📖 Overview
Exilée and Temps Morts collects writings and art by Korean American artist Theresa Hak Kyung Cha, spanning from 1976 to 1982. The volume presents previously unpublished works alongside known pieces, offering a view into Cha's multimedia artistic practice.
The book contains experimental texts, performance scripts, artist statements, and reproductions of visual art that cross boundaries between genres and forms. Cha's works move between English, French, and Korean, reflecting her experiences of displacement and migration.
The collection includes documentation of Cha's performances and mail art projects, as well as fragments from notebooks and letters. Her writing experiments with white space, typography, and the physical arrangement of text on the page.
These works explore themes of language, identity, and memory through a lens of diaspora and cultural displacement. The collection demonstrates how artistic expression can function as both documentation and resistance.
👀 Reviews
Most readers describe this collection as experimental and challenging to follow. Many emphasize that prior knowledge of Korean history and postcolonial theory helps with comprehension.
Readers appreciate:
- The innovative blending of French, English, and Korean languages
- Photography and visual elements that complement the text
- Raw emotional impact of Cha's exile experiences
- Poetry that captures displacement and loss
Common criticisms:
- Dense academic language makes sections inaccessible
- Fragmented structure causes confusion
- Limited context for historical references
- Translation gaps for non-multilingual readers
Ratings:
Goodreads: 4.3/5 (43 ratings)
Amazon: Not enough reviews for rating
Reader comments:
"Beautiful but requires multiple readings to grasp" - Goodreads reviewer
"The academic essays overshadow the more powerful personal works" - LibraryThing user
"Like trying to reconstruct memories through fragments" - Poetry Foundation forum member
📚 Similar books
Dictee by Theresa Hak Kyung Cha
This experimental memoir blends autobiography, poetry, and historical documentation to explore themes of displacement, language, and Korean-American identity.
The Gangster We Are All Looking For by lê thi diem thúy The fragmented narrative chronicles a Vietnamese refugee family's journey to America through a child's perspective, incorporating memory and loss.
Picture Palace by Paul Theroux This novel uses photography and image-based storytelling to examine the intersection of memory, art, and personal history.

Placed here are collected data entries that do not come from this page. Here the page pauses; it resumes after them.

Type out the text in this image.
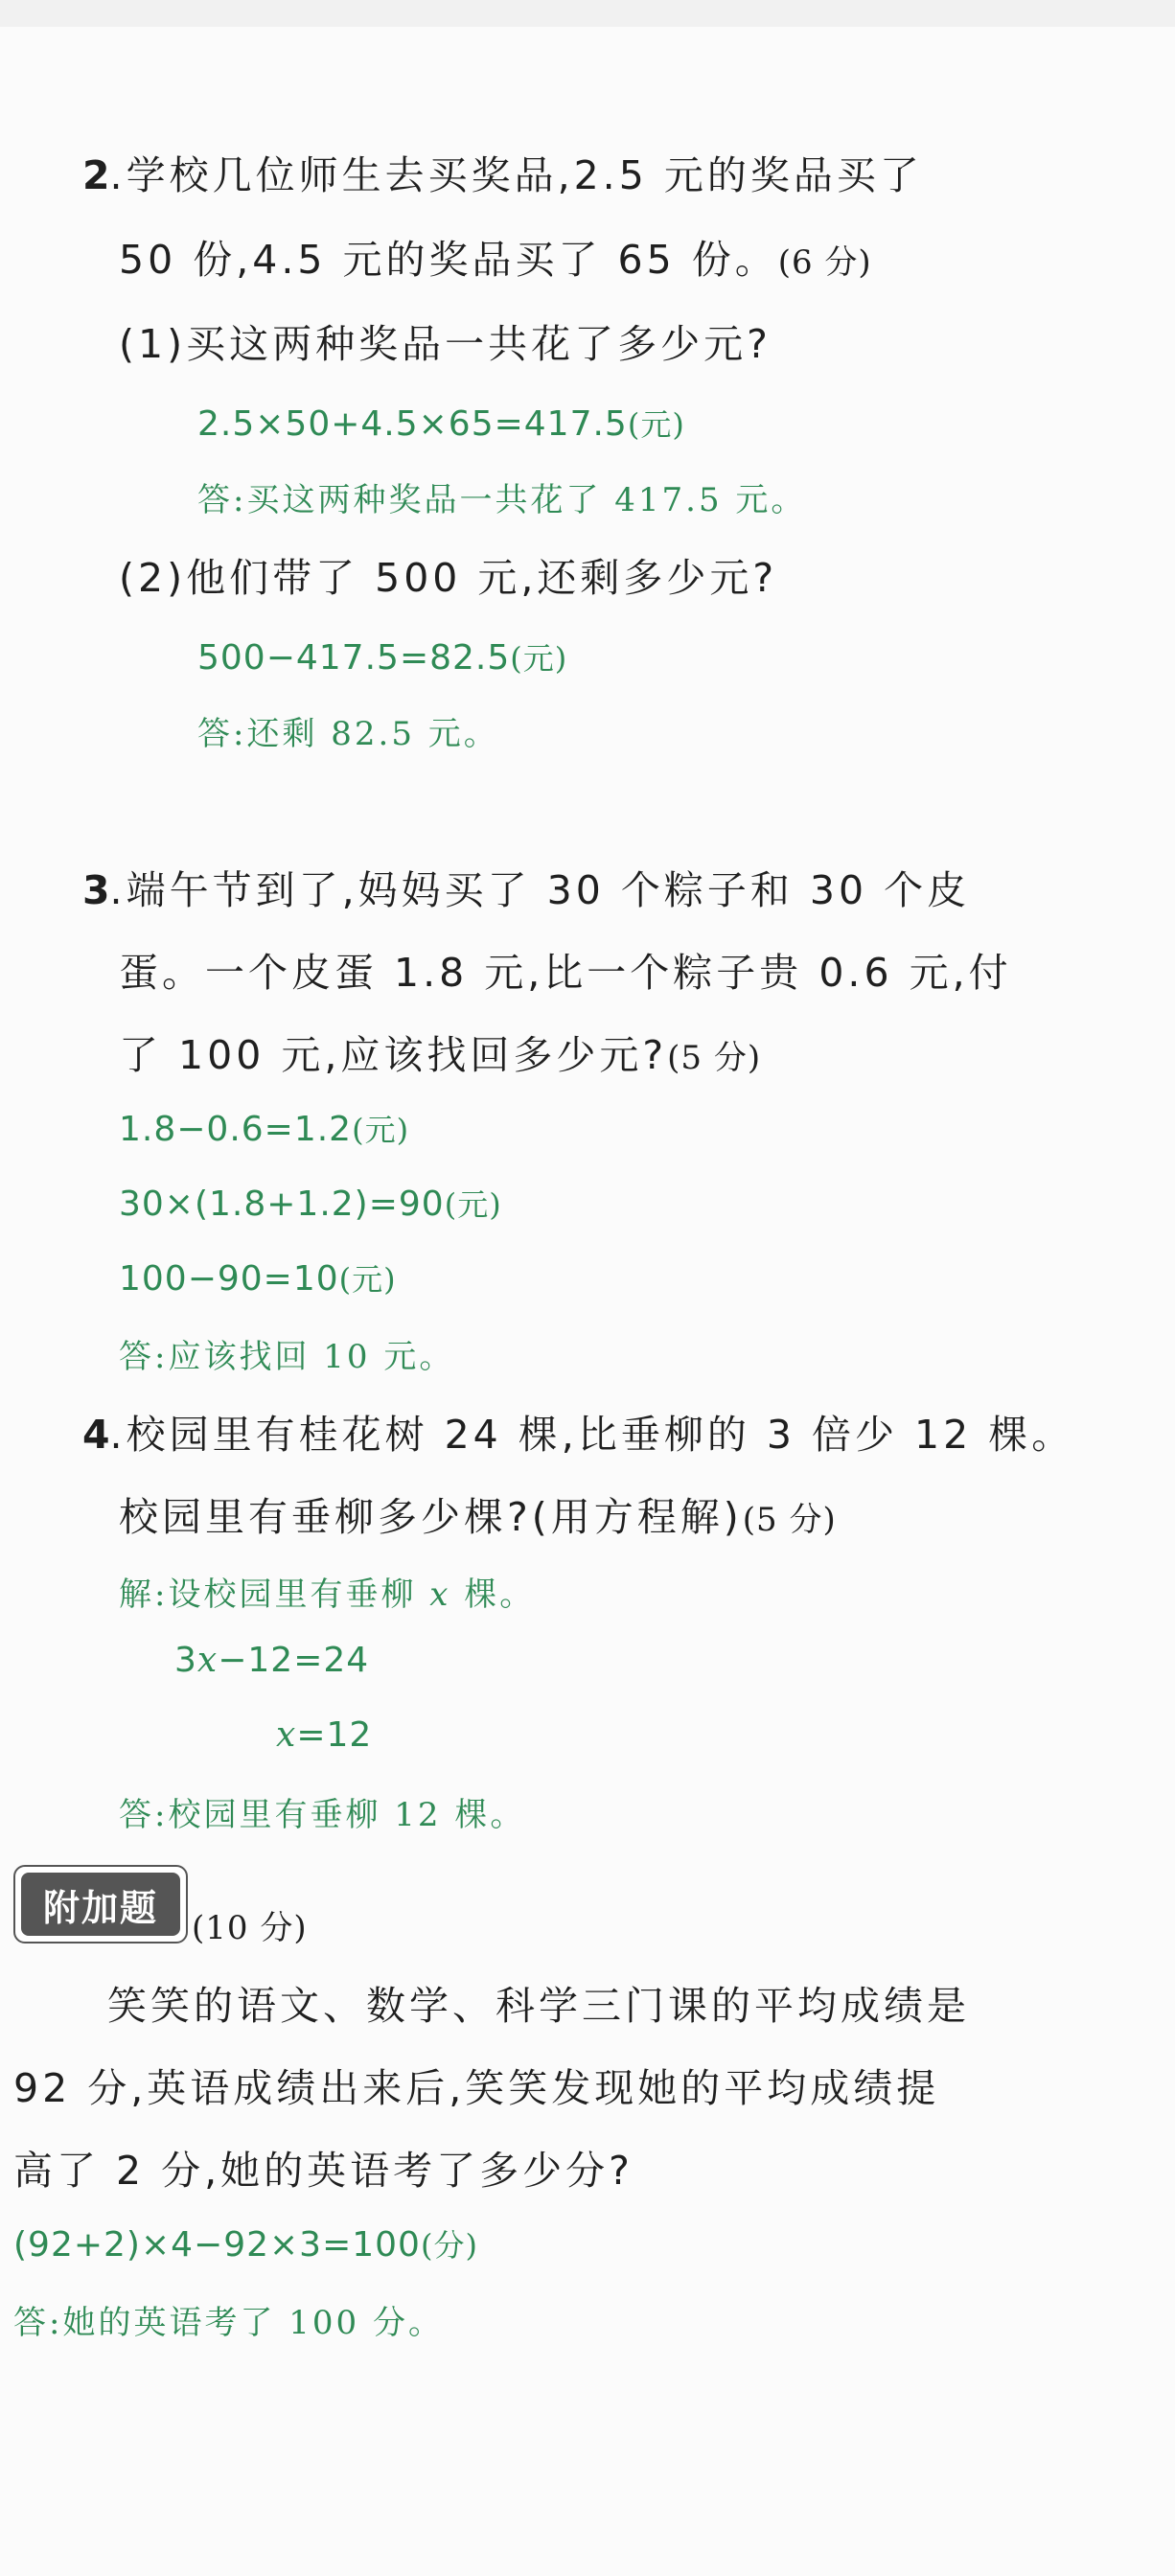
2.学校几位师生去买奖品,2.5 元的奖品买了
50 份,4.5 元的奖品买了 65 份。(6 分)
(1)买这两种奖品一共花了多少元?
2.5×50+4.5×65=417.5(元)
答:买这两种奖品一共花了 417.5 元。
(2)他们带了 500 元,还剩多少元?
500−417.5=82.5(元)
答:还剩 82.5 元。
3.端午节到了,妈妈买了 30 个粽子和 30 个皮
蛋。一个皮蛋 1.8 元,比一个粽子贵 0.6 元,付
了 100 元,应该找回多少元?(5 分)
1.8−0.6=1.2(元)
30×(1.8+1.2)=90(元)
100−90=10(元)
答:应该找回 10 元。
4.校园里有桂花树 24 棵,比垂柳的 3 倍少 12 棵。
校园里有垂柳多少棵?(用方程解)(5 分)
解:设校园里有垂柳 x 棵。
3x−12=24
x=12
答:校园里有垂柳 12 棵。
附加题	(10 分)
笑笑的语文、数学、科学三门课的平均成绩是
92 分,英语成绩出来后,笑笑发现她的平均成绩提
高了 2 分,她的英语考了多少分?
(92+2)×4−92×3=100(分)
答:她的英语考了 100 分。
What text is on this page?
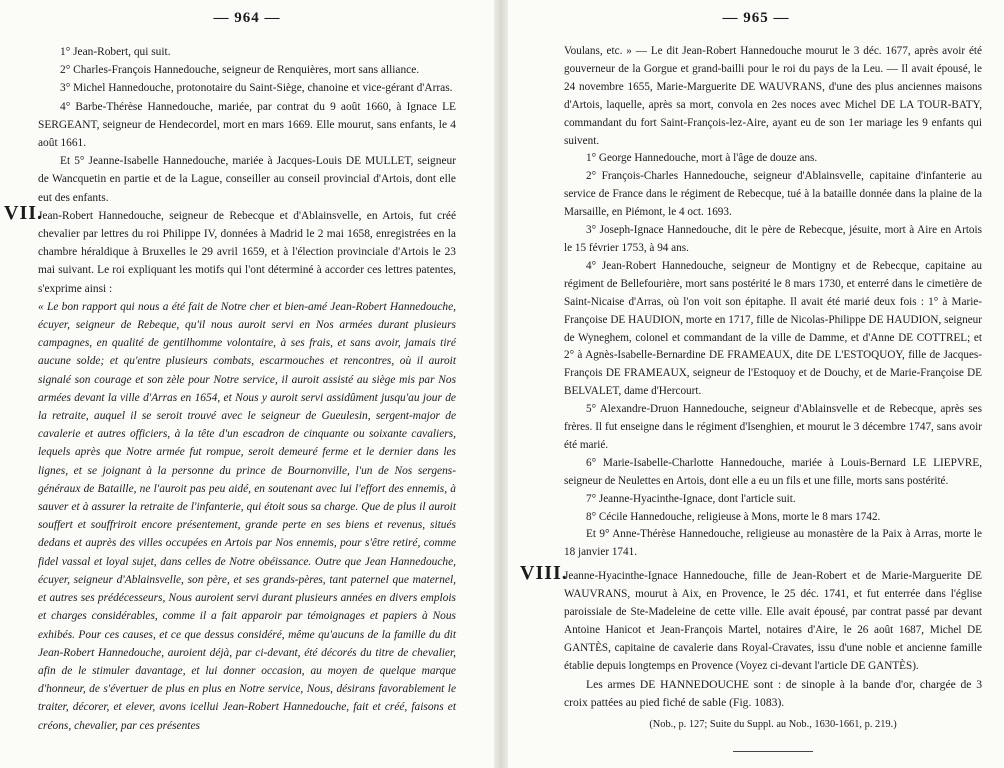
— 964 —

1° Jean-Robert, qui suit.

2° Charles-François Hannedouche, seigneur de Renquières, mort sans alliance.

3° Michel Hannedouche, protonotaire du Saint-Siège, chanoine et vice-gérant d'Arras.

4° Barbe-Thérèse Hannedouche, mariée, par contrat du 9 août 1660, à Ignace LE SERGEANT, seigneur de Hendecordel, mort en mars 1669. Elle mourut, sans enfants, le 4 août 1661.

Et 5° Jeanne-Isabelle Hannedouche, mariée à Jacques-Louis DE MULLET, seigneur de Wancquetin en partie et de la Lague, conseiller au conseil provincial d'Artois, dont elle eut des enfants.

VII.

Jean-Robert Hannedouche, seigneur de Rebecque et d'Ablainsvelle, en Artois, fut créé chevalier par lettres du roi Philippe IV, données à Madrid le 2 mai 1658, enregistrées en la chambre héraldique à Bruxelles le 29 avril 1659, et à l'élection provinciale d'Artois le 23 mai suivant. Le roi expliquant les motifs qui l'ont déterminé à accorder ces lettres patentes, s'exprime ainsi :

« Le bon rapport qui nous a été fait de Notre cher et bien-amé Jean-Robert Hannedouche, écuyer, seigneur de Rebeque, qu'il nous auroit servi en Nos armées durant plusieurs campagnes, en qualité de gentilhomme volontaire, à ses frais, et sans avoir, jamais tiré aucune solde; et qu'entre plusieurs combats, escarmouches et rencontres, où il auroit signalé son courage et son zèle pour Notre service, il auroit assisté au siège mis par Nos armées devant la ville d'Arras en 1654, et Nous y auroit servi assidûment jusqu'au jour de la retraite, auquel il se seroit trouvé avec le seigneur de Gueulesin, sergent-major de cavalerie et autres officiers, à la tête d'un escadron de cinquante ou soixante cavaliers, lequels après que Notre armée fut rompue, seroit demeuré ferme et le dernier dans les lignes, et se joignant à la personne du prince de Bournonville, l'un de Nos sergens-généraux de Bataille, ne l'auroit pas peu aidé, en soutenant avec lui l'effort des ennemis, à sauver et à assurer la retraite de l'infanterie, qui étoit sous sa charge. Que de plus il auroit souffert et souffriroit encore présentement, grande perte en ses biens et revenus, situés dedans et auprès des villes occupées en Artois par Nos ennemis, pour s'être retiré, comme fidel vassal et loyal sujet, dans celles de Notre obéissance. Outre que Jean Hannedouche, écuyer, seigneur d'Ablainsvelle, son père, et ses grands-pères, tant paternel que maternel, et autres ses prédécesseurs, Nous auroient servi durant plusieurs années en divers emplois et charges considérables, comme il a fait apparoir par témoignages et papiers à Nous exhibés. Pour ces causes, et ce que dessus considéré, même qu'aucuns de la famille du dit Jean-Robert Hannedouche, auroient déjà, par ci-devant, été décorés du titre de chevalier, afin de le stimuler davantage, et lui donner occasion, au moyen de quelque marque d'honneur, de s'évertuer de plus en plus en Notre service, Nous, désirans favorablement le traiter, décorer, et elever, avons icellui Jean-Robert Hannedouche, fait et créé, faisons et créons, chevalier, par ces présentes

— 965 —

Voulans, etc. » — Le dit Jean-Robert Hannedouche mourut le 3 déc. 1677, après avoir été gouverneur de la Gorgue et grand-bailli pour le roi du pays de la Leu. — Il avait épousé, le 24 novembre 1655, Marie-Marguerite DE WAUVRANS, d'une des plus anciennes maisons d'Artois, laquelle, après sa mort, convola en 2es noces avec Michel DE LA TOUR-BATY, commandant du fort Saint-François-lez-Aire, ayant eu de son 1er mariage les 9 enfants qui suivent.

1° George Hannedouche, mort à l'âge de douze ans.

2° François-Charles Hannedouche, seigneur d'Ablainsvelle, capitaine d'infanterie au service de France dans le régiment de Rebecque, tué à la bataille donnée dans la plaine de la Marsaille, en Piémont, le 4 oct. 1693.

3° Joseph-Ignace Hannedouche, dit le père de Rebecque, jésuite, mort à Aire en Artois le 15 février 1753, à 94 ans.

4° Jean-Robert Hannedouche, seigneur de Montigny et de Rebecque, capitaine au régiment de Bellefourière, mort sans postérité le 8 mars 1730, et enterré dans le cimetière de Saint-Nicaise d'Arras, où l'on voit son épitaphe. Il avait été marié deux fois : 1° à Marie-Françoise DE HAUDION, morte en 1717, fille de Nicolas-Philippe DE HAUDION, seigneur de Wyneghem, colonel et commandant de la ville de Damme, et d'Anne DE COTTREL; et 2° à Agnès-Isabelle-Bernardine DE FRAMEAUX, dite DE L'ESTOQUOY, fille de Jacques-François DE FRAMEAUX, seigneur de l'Estoquoy et de Douchy, et de Marie-Françoise DE BELVALET, dame d'Hercourt.

5° Alexandre-Druon Hannedouche, seigneur d'Ablainsvelle et de Rebecque, après ses frères. Il fut enseigne dans le régiment d'Isenghien, et mourut le 3 décembre 1747, sans avoir été marié.

6° Marie-Isabelle-Charlotte Hannedouche, mariée à Louis-Bernard LE LIEPVRE, seigneur de Neulettes en Artois, dont elle a eu un fils et une fille, morts sans postérité.

7° Jeanne-Hyacinthe-Ignace, dont l'article suit.

8° Cécile Hannedouche, religieuse à Mons, morte le 8 mars 1742.

Et 9° Anne-Thérèse Hannedouche, religieuse au monastère de la Paix à Arras, morte le 18 janvier 1741.

VIII.

Jeanne-Hyacinthe-Ignace Hannedouche, fille de Jean-Robert et de Marie-Marguerite DE WAUVRANS, mourut à Aix, en Provence, le 25 déc. 1741, et fut enterrée dans l'église paroissiale de Ste-Madeleine de cette ville. Elle avait épousé, par contrat passé par devant Antoine Hanicot et Jean-François Martel, notaires d'Aire, le 26 août 1687, Michel DE GANTÈS, capitaine de cavalerie dans Royal-Cravates, issu d'une noble et ancienne famille établie depuis longtemps en Provence (Voyez ci-devant l'article DE GANTÈS).

Les armes DE HANNEDOUCHE sont : de sinople à la bande d'or, chargée de 3 croix pattées au pied fiché de sable (Fig. 1083).

(Nob., p. 127; Suite du Suppl. au Nob., 1630-1661, p. 219.)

No-No Boy by John Okada The narrative explores Japanese-American identity and alienation in post-World War II America through multilayered storytelling techniques.
The Woman Warrior by Maxine Hong Kingston This memoir weaves Chinese folklore with personal history to examine cultural displacement and female identity in America.
The Gangster We Are All Looking For by lê thi diem thúy The fragmented narrative chronicles a Vietnamese refugee family's journey to America through a child's perspective, incorporating memory and loss.
Picture Palace by Paul Theroux This novel uses photography and image-based storytelling to examine the intersection of memory, art, and personal history.
No-No Boy by John Okada The narrative explores Japanese-American identity and alienation in post-World War II America through multilayered storytelling techniques.
The Woman Warrior by Maxine Hong Kingston This memoir weaves Chinese folklore with personal history to examine cultural displacement and female identity in America.
🤔 Interesting facts
🔖 Theresa Hak Kyung Cha was born in Busan, South Korea, and migrated to the U.S. in 1963, where her multilingual background profoundly influenced her experimental writing style.
📚 The book contains previously unpublished works found after Cha's tragic death in 1982, when she was murdered at age 31, just days after publishing her groundbreaking work "Dictee."
🖋️ Cha's writing merges multiple languages—including English, French, and Korean—often within the same text, creating a unique exploration of displacement and identity.
🎬 Before focusing on writing, Cha was a performance artist and filmmaker whose multimedia approach is reflected in the book's unconventional formatting and visual elements.
📖 The title "Exilée" (meaning "exiled" in French) and "Temps Morts" ("dead time") reflects Cha's recurring themes of exile, memory, and the spaces between cultures and languages.